Women also highlight persistent patriarchal attitudes that restrict their freedom and access to justice and economic opportunities. ‘There are still restrictions and judgments on travelling alone, returning late from work, and wearing clothes of our choice,’ they say.

Incidents of violence against women, especially Dalit and Muslim women, are almost a daily occurrence, and action is taken in barely one out of ten cases,’ a young woman elaborates. She emphasises the importance of choosing the right political representatives but acknowledges that women here have limited awareness of their voting rights. ‘Votes are often decided by the male members of the family, and women follow their lead. Political parties and local administrations aren’t helping change this reality. Before elections, officials might encourage people to get their voter ID cards and explain how to use the EVM, but that’s not enough,’ she adds.

Kavita asks the group, ‘What can change this reality?’ They believe that having more women in political offices, with real political power rather than nominal representation, is crucial. “We need more women in positions of authority,’ states one woman.

As the Lok Sabha elections enter their final phase, all the women of Chhoti Inti want is to be heard. ‘We deserve to live without fear and oppression,’ they declare. 

Women in Angarha, Madhya Pradesh: Uninformed and disconnected

In Angarha, a tribal village nestled in Madhya Pradesh’s Tikamgarh district, the struggle for education among women mirrors a broader challenge in rural India. With a district literacy rate of 61.43 per cent, significantly below the state average of 69.3 per cent, and a glaring gender gap where women’s literacy stands at 49.7 per cent, the uphill battle for education becomes starkly evident.

When we spoke to the women here, they were unsure about any government education or digital literacy programs for them.

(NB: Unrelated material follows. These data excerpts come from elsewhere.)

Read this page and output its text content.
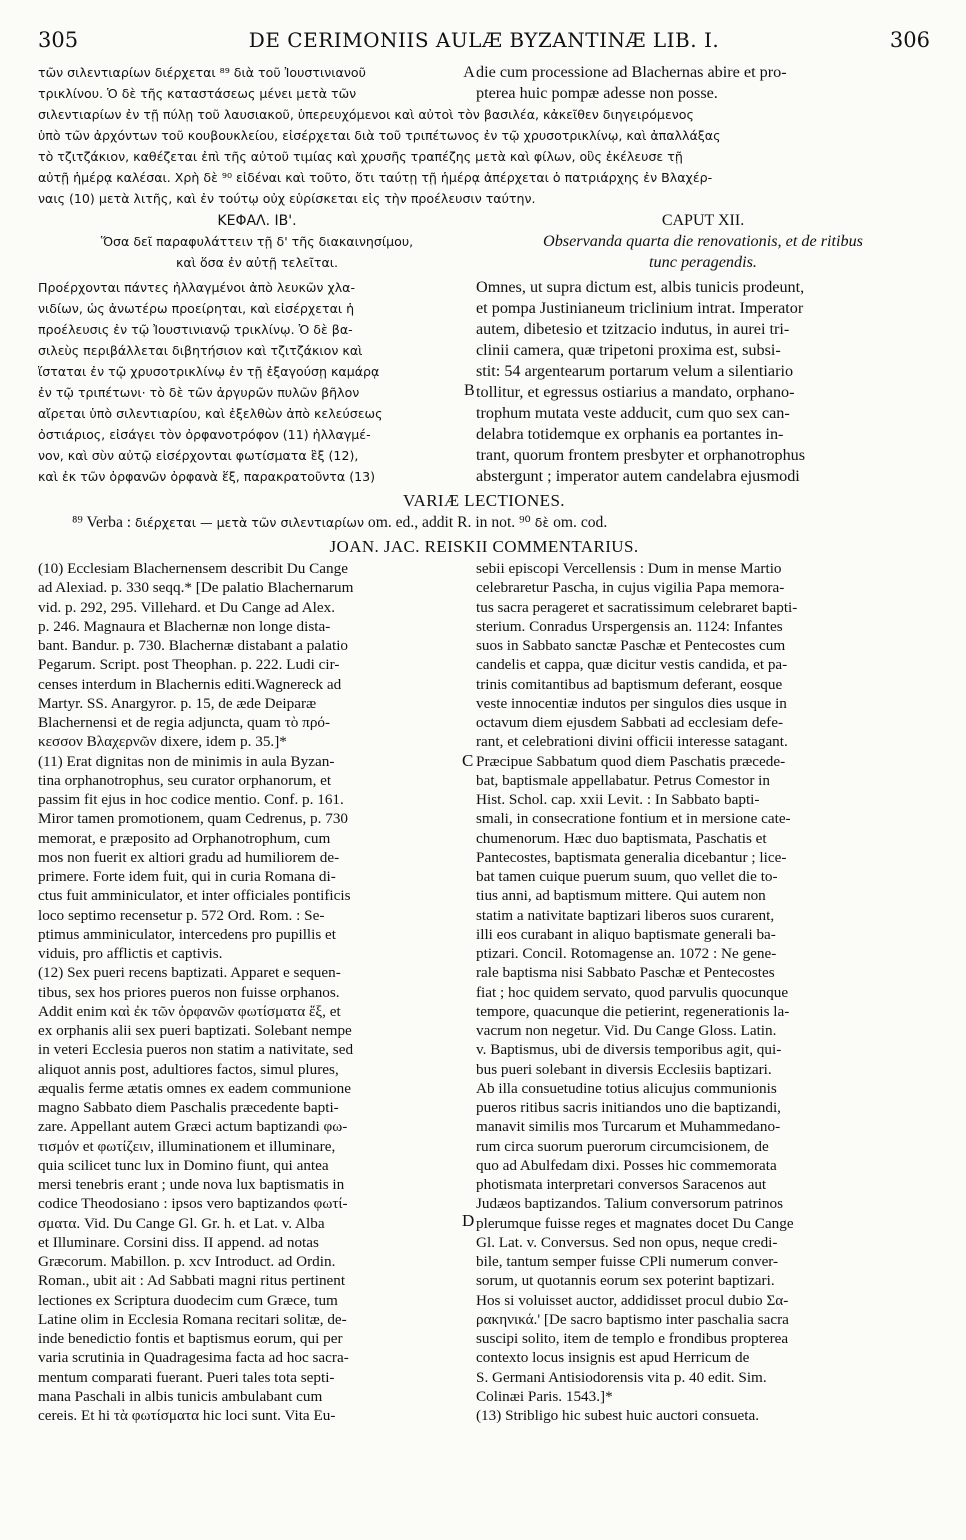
305	DE CERIMONIIS AULÆ BYZANTINÆ LIB. I.	306
τῶν σιλεντιαρίων διέρχεται ⁸⁹ διὰ τοῦ Ἰουστινιανοῦ	A die cum processione ad Blachernas abire et pro-
τρικλίνου. Ὁ δὲ τῆς καταστάσεως μένει μετὰ τῶν	pterea huic pompæ adesse non posse.
σιλεντιαρίων ἐν τῇ πύλῃ τοῦ λαυσιακοῦ, ὑπερευχόμενοι καὶ αὐτοὶ τὸν βασιλέα, κἀκεῖθεν διηγειρόμενος
ὑπὸ τῶν ἀρχόντων τοῦ κουβουκλείου, εἰσέρχεται διὰ τοῦ τριπέτωνος ἐν τῷ χρυσοτρικλίνῳ, καὶ ἀπαλλάξας
τὸ τζιτζάκιον, καθέζεται ἐπὶ τῆς αὐτοῦ τιμίας καὶ χρυσῆς τραπέζης μετὰ καὶ φίλων, οὓς ἐκέλευσε τῇ
αὐτῇ ἡμέρᾳ καλέσαι. Χρὴ δὲ ⁹⁰ εἰδέναι καὶ τοῦτο, ὅτι ταύτῃ τῇ ἡμέρᾳ ἀπέρχεται ὁ πατριάρχης ἐν Βλαχέρ-
ναις (10) μετὰ λιτῆς, καὶ ἐν τούτῳ οὐχ εὑρίσκεται εἰς τὴν προέλευσιν ταύτην.
ΚΕΦΑΛ. ΙΒ'.	CAPUT XII.
Ὅσα δεῖ παραφυλάττειν τῇ δ' τῆς διακαινησίμου,
καὶ ὅσα ἐν αὐτῇ τελεῖται.
Observanda quarta die renovationis, et de ritibus
tunc peragendis.
Προέρχονται πάντες ἠλλαγμένοι ἀπὸ λευκῶν χλα-
νιδίων, ὡς ἀνωτέρω προείρηται, καὶ εἰσέρχεται ἡ
προέλευσις ἐν τῷ Ἰουστινιανῷ τρικλίνῳ. Ὁ δὲ βα-
σιλεὺς περιβάλλεται διβητήσιον καὶ τζιτζάκιον καὶ
ἵσταται ἐν τῷ χρυσοτρικλίνῳ ἐν τῇ ἐξαγούσῃ καμάρᾳ
ἐν τῷ τριπέτωνι· τὸ δὲ τῶν ἀργυρῶν πυλῶν βῆλον
αἴρεται ὑπὸ σιλεντιαρίου, καὶ ἐξελθὼν ἀπὸ κελεύσεως
ὀστιάριος, εἰσάγει τὸν ὀρφανοτρόφον (11) ἠλλαγμέ-
νον, καὶ σὺν αὐτῷ εἰσέρχονται φωτίσματα ἓξ (12),
καὶ ἐκ τῶν ὀρφανῶν ὀρφανὰ ἕξ, παρακρατοῦντα (13)
B
Omnes, ut supra dictum est, albis tunicis prodeunt,
et pompa Justinianeum triclinium intrat. Imperator
autem, dibetesio et tzitzacio indutus, in aurei tri-
clinii camera, quæ tripetoni proxima est, subsi-
stit: 54 argentearum portarum velum a silentiario
tollitur, et egressus ostiarius a mandato, orphano-
trophum mutata veste adducit, cum quo sex can-
delabra totidemque ex orphanis ea portantes in-
trant, quorum frontem presbyter et orphanotrophus
abstergunt ; imperator autem candelabra ejusmodi
VARIÆ LECTIONES.
⁸⁹ Verba : διέρχεται — μετὰ τῶν σιλεντιαρίων om. ed., addit R. in not. ⁹⁰ δὲ om. cod.
JOAN. JAC. REISKII COMMENTARIUS.
(10) Ecclesiam Blachernensem describit Du Cange
ad Alexiad. p. 330 seqq.* [De palatio Blachernarum
vid. p. 292, 295. Villehard. et Du Cange ad Alex.
p. 246. Magnaura et Blachernæ non longe dista-
bant. Bandur. p. 730. Blachernæ distabant a palatio
Pegarum. Script. post Theophan. p. 222. Ludi cir-
censes interdum in Blachernis editi.Wagnereck ad
Martyr. SS. Anargyror. p. 15, de æde Deiparæ
Blachernensi et de regia adjuncta, quam τὸ πρό-
κεσσον Βλαχερνῶν dixere, idem p. 35.]*
(11) Erat dignitas non de minimis in aula Byzan-
tina orphanotrophus, seu curator orphanorum, et
passim fit ejus in hoc codice mentio. Conf. p. 161.
Miror tamen promotionem, quam Cedrenus, p. 730
memorat, e præposito ad Orphanotrophum, cum
mos non fuerit ex altiori gradu ad humiliorem de-
primere. Forte idem fuit, qui in curia Romana di-
ctus fuit amminiculator, et inter officiales pontificis
loco septimo recensetur p. 572 Ord. Rom. : Se-
ptimus amminiculator, intercedens pro pupillis et
viduis, pro afflictis et captivis.
(12) Sex pueri recens baptizati. Apparet e sequen-
tibus, sex hos priores pueros non fuisse orphanos.
Addit enim καὶ ἐκ τῶν ὀρφανῶν φωτίσματα ἕξ, et
ex orphanis alii sex pueri baptizati. Solebant nempe
in veteri Ecclesia pueros non statim a nativitate, sed
aliquot annis post, adultiores factos, simul plures,
æqualis ferme ætatis omnes ex eadem communione
magno Sabbato diem Paschalis præcedente bapti-
zare. Appellant autem Græci actum baptizandi φω-
τισμόν et φωτίζειν, illuminationem et illuminare,
quia scilicet tunc lux in Domino fiunt, qui antea
mersi tenebris erant ; unde nova lux baptismatis in
codice Theodosiano : ipsos vero baptizandos φωτί-
σματα. Vid. Du Cange Gl. Gr. h. et Lat. v. Alba
et Illuminare. Corsini diss. II append. ad notas
Græcorum. Mabillon. p. xcv Introduct. ad Ordin.
Roman., ubit ait : Ad Sabbati magni ritus pertinent
lectiones ex Scriptura duodecim cum Græce, tum
Latine olim in Ecclesia Romana recitari solitæ, de-
inde benedictio fontis et baptismus eorum, qui per
varia scrutinia in Quadragesima facta ad hoc sacra-
mentum comparati fuerant. Pueri tales tota septi-
mana Paschali in albis tunicis ambulabant cum
cereis. Et hi τὰ φωτίσματα hic loci sunt. Vita Eu-
C
D
sebii episcopi Vercellensis : Dum in mense Martio
celebraretur Pascha, in cujus vigilia Papa memora-
tus sacra perageret et sacratissimum celebraret bapti-
sterium. Conradus Urspergensis an. 1124: Infantes
suos in Sabbato sanctæ Paschæ et Pentecostes cum
candelis et cappa, quæ dicitur vestis candida, et pa-
trinis comitantibus ad baptismum deferant, eosque
veste innocentiæ indutos per singulos dies usque in
octavum diem ejusdem Sabbati ad ecclesiam defe-
rant, et celebrationi divini officii interesse satagant.
Præcipue Sabbatum quod diem Paschatis præcede-
bat, baptismale appellabatur. Petrus Comestor in
Hist. Schol. cap. xxii Levit. : In Sabbato bapti-
smali, in consecratione fontium et in mersione cate-
chumenorum. Hæc duo baptismata, Paschatis et
Pantecostes, baptismata generalia dicebantur ; lice-
bat tamen cuique puerum suum, quo vellet die to-
tius anni, ad baptismum mittere. Qui autem non
statim a nativitate baptizari liberos suos curarent,
illi eos curabant in aliquo baptismate generali ba-
ptizari. Concil. Rotomagense an. 1072 : Ne gene-
rale baptisma nisi Sabbato Paschæ et Pentecostes
fiat ; hoc quidem servato, quod parvulis quocunque
tempore, quacunque die petierint, regenerationis la-
vacrum non negetur. Vid. Du Cange Gloss. Latin.
v. Baptismus, ubi de diversis temporibus agit, qui-
bus pueri solebant in diversis Ecclesiis baptizari.
Ab illa consuetudine totius alicujus communionis
pueros ritibus sacris initiandos uno die baptizandi,
manavit similis mos Turcarum et Muhammedano-
rum circa suorum puerorum circumcisionem, de
quo ad Abulfedam dixi. Posses hic commemorata
photismata interpretari conversos Saracenos aut
Judæos baptizandos. Talium conversorum patrinos
plerumque fuisse reges et magnates docet Du Cange
Gl. Lat. v. Conversus. Sed non opus, neque credi-
bile, tantum semper fuisse CPli numerum conver-
sorum, ut quotannis eorum sex poterint baptizari.
Hos si voluisset auctor, addidisset procul dubio Σα-
ρακηνικά.' [De sacro baptismo inter paschalia sacra
suscipi solito, item de templo e frondibus propterea
contexto locus insignis est apud Herricum de
S. Germani Antisiodorensis vita p. 40 edit. Sim.
Colinæi Paris. 1543.]*
(13) Stribligo hic subest huic auctori consueta.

However, they recalled that officials from the local administration occasionally visit the primary school with documents and forms.

Recently, I signed a form that seemed like a blank paper,’ one woman said. ‘I asked the lady there what it was for, and she said Rs. 3000 would be transferred to my account each month, so I signed it. But I haven’t received anything yet.’ She might have been referring to Madhya Pradesh’s Ladli Behna Yojana.

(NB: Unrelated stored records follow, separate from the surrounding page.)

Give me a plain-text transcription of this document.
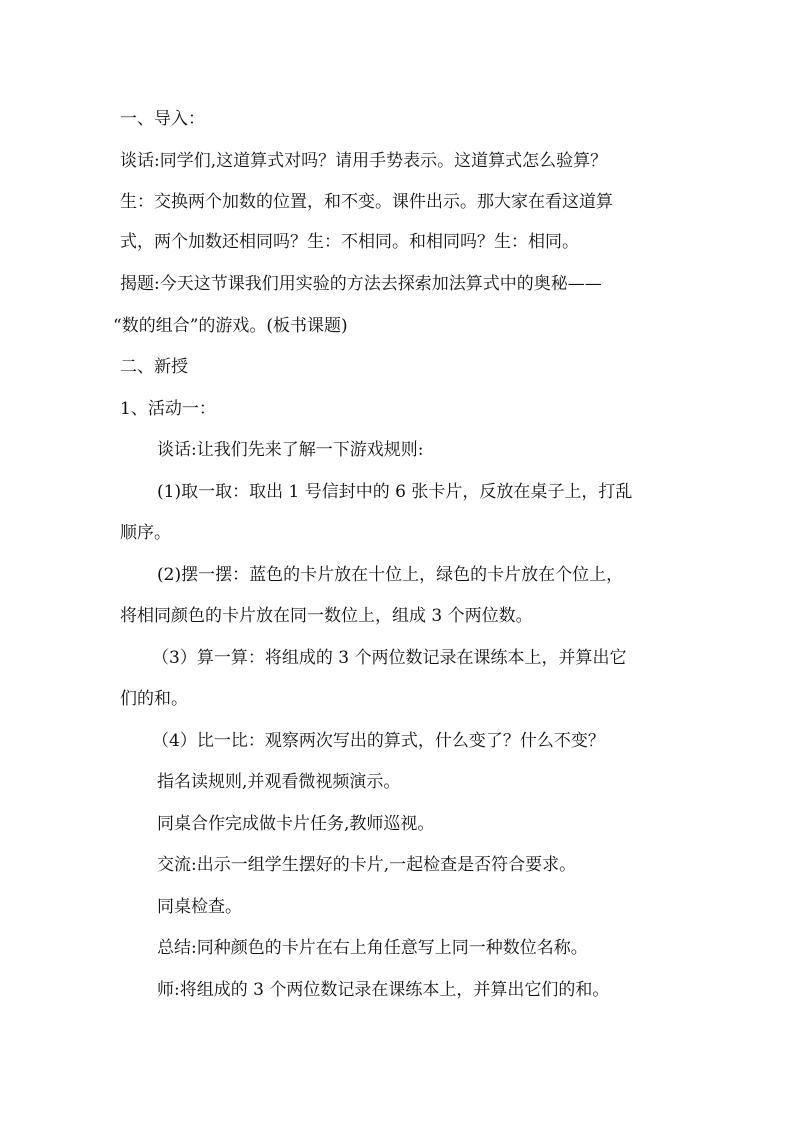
一、导入：
谈话:同学们,这道算式对吗？请用手势表示。这道算式怎么验算？
生：交换两个加数的位置，和不变。课件出示。那大家在看这道算
式，两个加数还相同吗？生：不相同。和相同吗？生：相同。
揭题:今天这节课我们用实验的方法去探索加法算式中的奥秘——
“数的组合”的游戏。(板书课题)
二、新授
1、活动一：
谈话:让我们先来了解一下游戏规则:
(1)取一取：取出 1 号信封中的 6 张卡片，反放在桌子上，打乱
顺序。
(2)摆一摆：蓝色的卡片放在十位上，绿色的卡片放在个位上，
将相同颜色的卡片放在同一数位上，组成 3 个两位数。
（3）算一算：将组成的 3 个两位数记录在课练本上，并算出它
们的和。
（4）比一比：观察两次写出的算式，什么变了？什么不变？
指名读规则,并观看微视频演示。
同桌合作完成做卡片任务,教师巡视。
交流:出示一组学生摆好的卡片,一起检查是否符合要求。
同桌检查。
总结:同种颜色的卡片在右上角任意写上同一种数位名称。
师:将组成的 3 个两位数记录在课练本上，并算出它们的和。
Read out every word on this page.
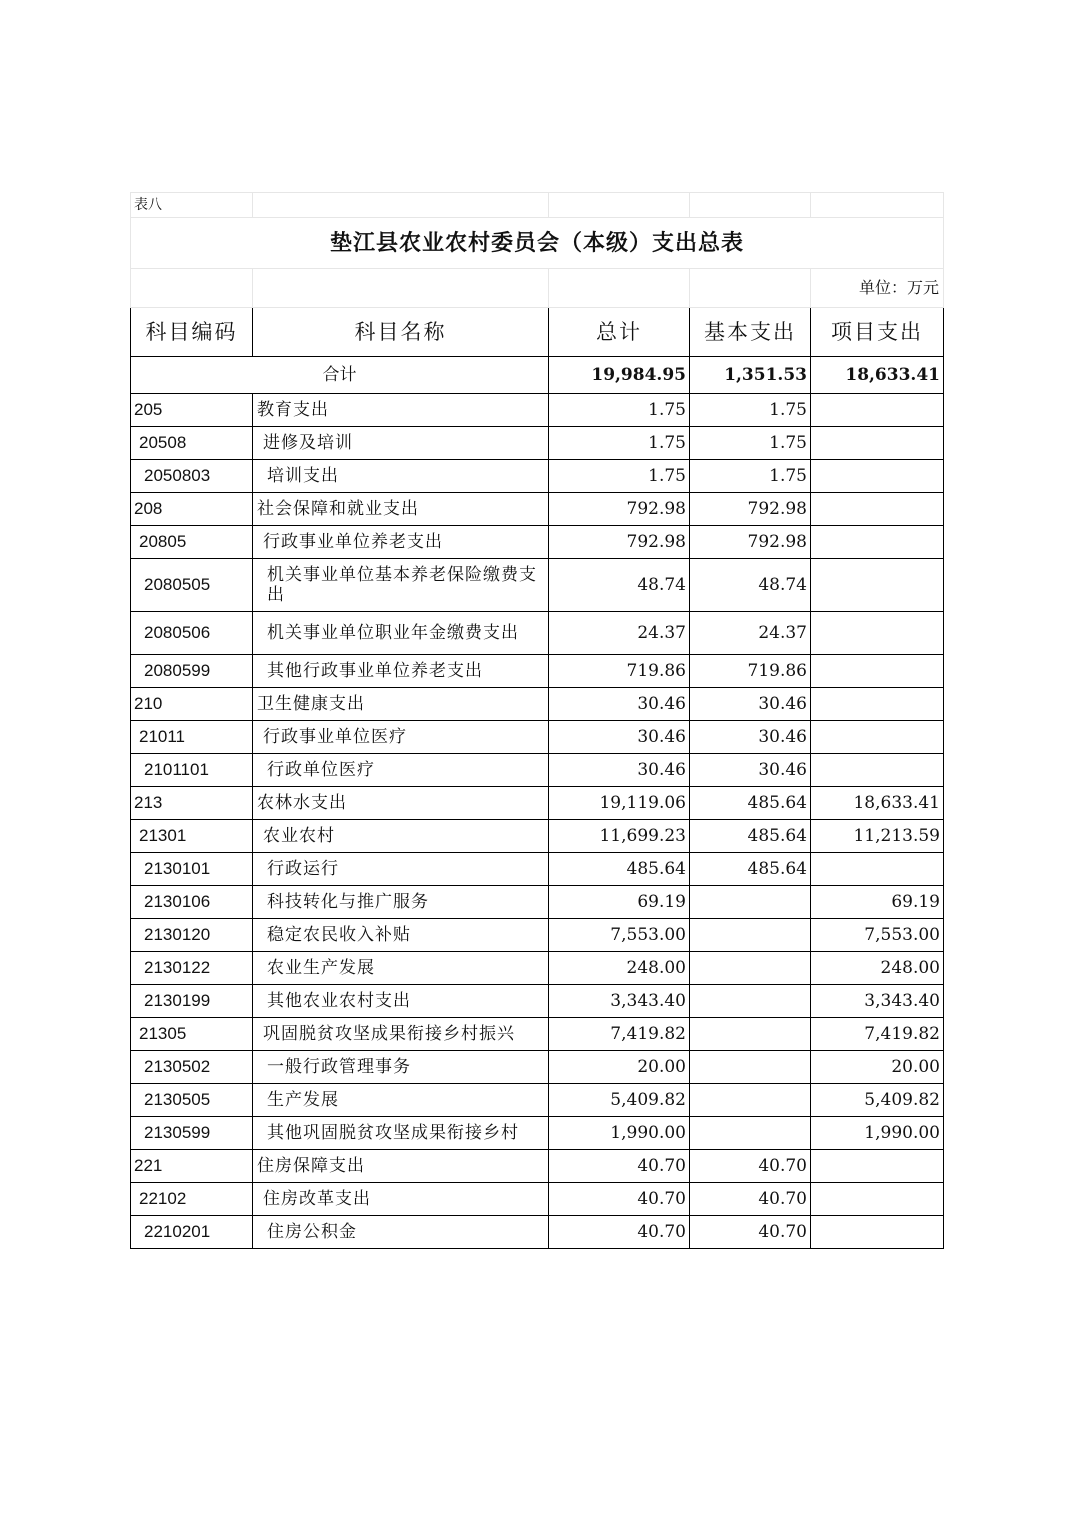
表八				
垫江县农业农村委员会（本级）支出总表				
				单位：万元
科目编码	科目名称	总计	基本支出	项目支出
合计		19,984.95	1,351.53	18,633.41
205	教育支出	1.75	1.75	
20508	进修及培训	1.75	1.75	
2050803	培训支出	1.75	1.75	
208	社会保障和就业支出	792.98	792.98	
20805	行政事业单位养老支出	792.98	792.98	
2080505	机关事业单位基本养老保险缴费支出	48.74	48.74	
2080506	机关事业单位职业年金缴费支出	24.37	24.37	
2080599	其他行政事业单位养老支出	719.86	719.86	
210	卫生健康支出	30.46	30.46	
21011	行政事业单位医疗	30.46	30.46	
2101101	行政单位医疗	30.46	30.46	
213	农林水支出	19,119.06	485.64	18,633.41
21301	农业农村	11,699.23	485.64	11,213.59
2130101	行政运行	485.64	485.64	
2130106	科技转化与推广服务	69.19		69.19
2130120	稳定农民收入补贴	7,553.00		7,553.00
2130122	农业生产发展	248.00		248.00
2130199	其他农业农村支出	3,343.40		3,343.40
21305	巩固脱贫攻坚成果衔接乡村振兴	7,419.82		7,419.82
2130502	一般行政管理事务	20.00		20.00
2130505	生产发展	5,409.82		5,409.82
2130599	其他巩固脱贫攻坚成果衔接乡村	1,990.00		1,990.00
221	住房保障支出	40.70	40.70	
22102	住房改革支出	40.70	40.70	
2210201	住房公积金	40.70	40.70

Kavita was surprised that many women signed these forms without fully understanding them. ‘That’s the biggest risk. When women are not educated, they become vulnerable targets. Even if these were legitimate government officials, the real issue is that none of them knew what they were signing.’

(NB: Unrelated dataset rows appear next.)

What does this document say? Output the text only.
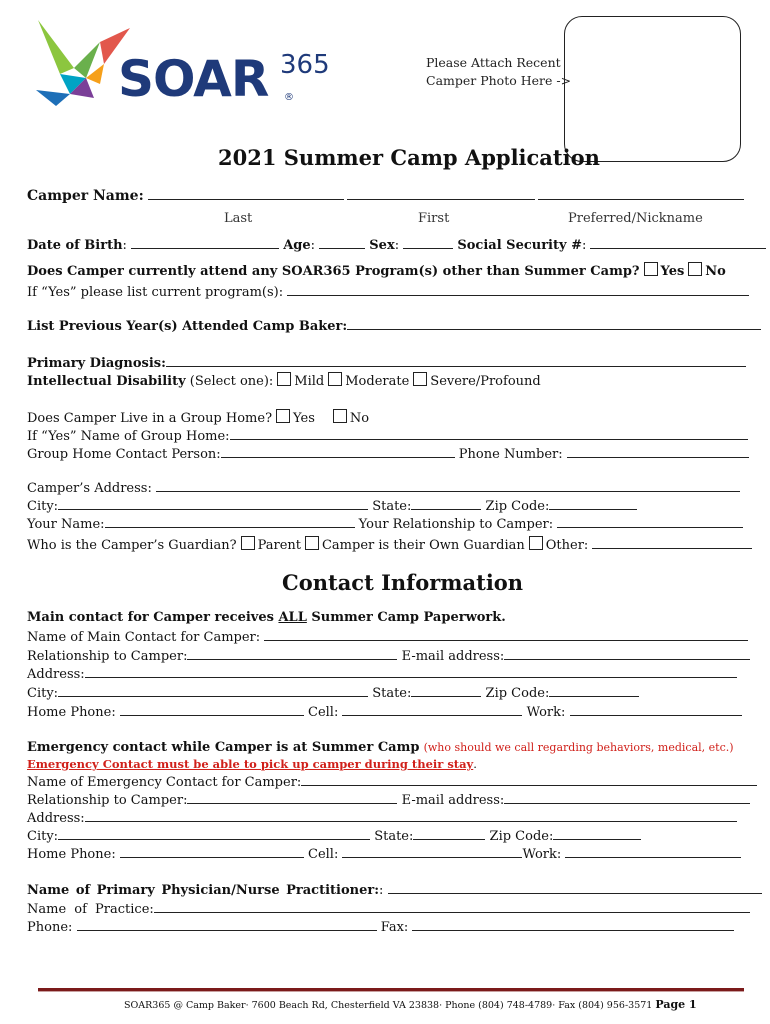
SOAR 365
®
Please Attach Recent
Camper Photo Here ->
2021 Summer Camp Application
Camper Name:
Last	First	Preferred/Nickname
Date of Birth:	Age:	Sex:	Social Security #:
Does Camper currently attend any SOAR365 Program(s) other than Summer Camp? Yes No
If “Yes” please list current program(s):
List Previous Year(s) Attended Camp Baker:
Primary Diagnosis:
Intellectual Disability (Select one): Mild Moderate Severe/Profound
Does Camper Live in a Group Home? Yes	No
If “Yes” Name of Group Home:
Group Home Contact Person:	Phone Number:
Camper’s Address:
City:	State:	Zip Code:
Your Name:	Your Relationship to Camper:
Who is the Camper’s Guardian? Parent Camper is their Own Guardian Other:
Contact Information
Main contact for Camper receives ALL Summer Camp Paperwork.
Name of Main Contact for Camper:
Relationship to Camper:	E-mail address:
Address:
City:	State:	Zip Code:
Home Phone:	Cell:	Work:
Emergency contact while Camper is at Summer Camp (who should we call regarding behaviors, medical, etc.)
Emergency Contact must be able to pick up camper during their stay.
Name of Emergency Contact for Camper:
Relationship to Camper:	E-mail address:
Address:
City:	State:	Zip Code:
Home Phone:	Cell:	Work:
Name of Primary Physician/Nurse Practitioner::
Name of Practice:
Phone:	Fax:
SOAR365 @ Camp Baker· 7600 Beach Rd, Chesterfield VA 23838· Phone (804) 748-4789· Fax (804) 956-3571 Page 1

The women often seek help from educated people to fill out bank forms and withdraw money. Kavita asked, ‘Are you okay trusting a stranger with your bank account information? What if something goes wrong?‘ One of them replied, ‘I can’t even sign; I use my thumb impression. So yes, I have no choice but to trust strangers, and if something goes wrong, it’s just my bad luck.’

While the country is rapidly digitising, women in Angarha, like many other villages, remain largely disconnected. All the women we spoke to had smartphones, but their use is limited, mostly operated by their children. They use the phones for basic functions like receiving calls. However, due to low literacy, they can’t read or type messages, and a lack of digital literacy skills means features such as voice commands are unheard of and hence, unused.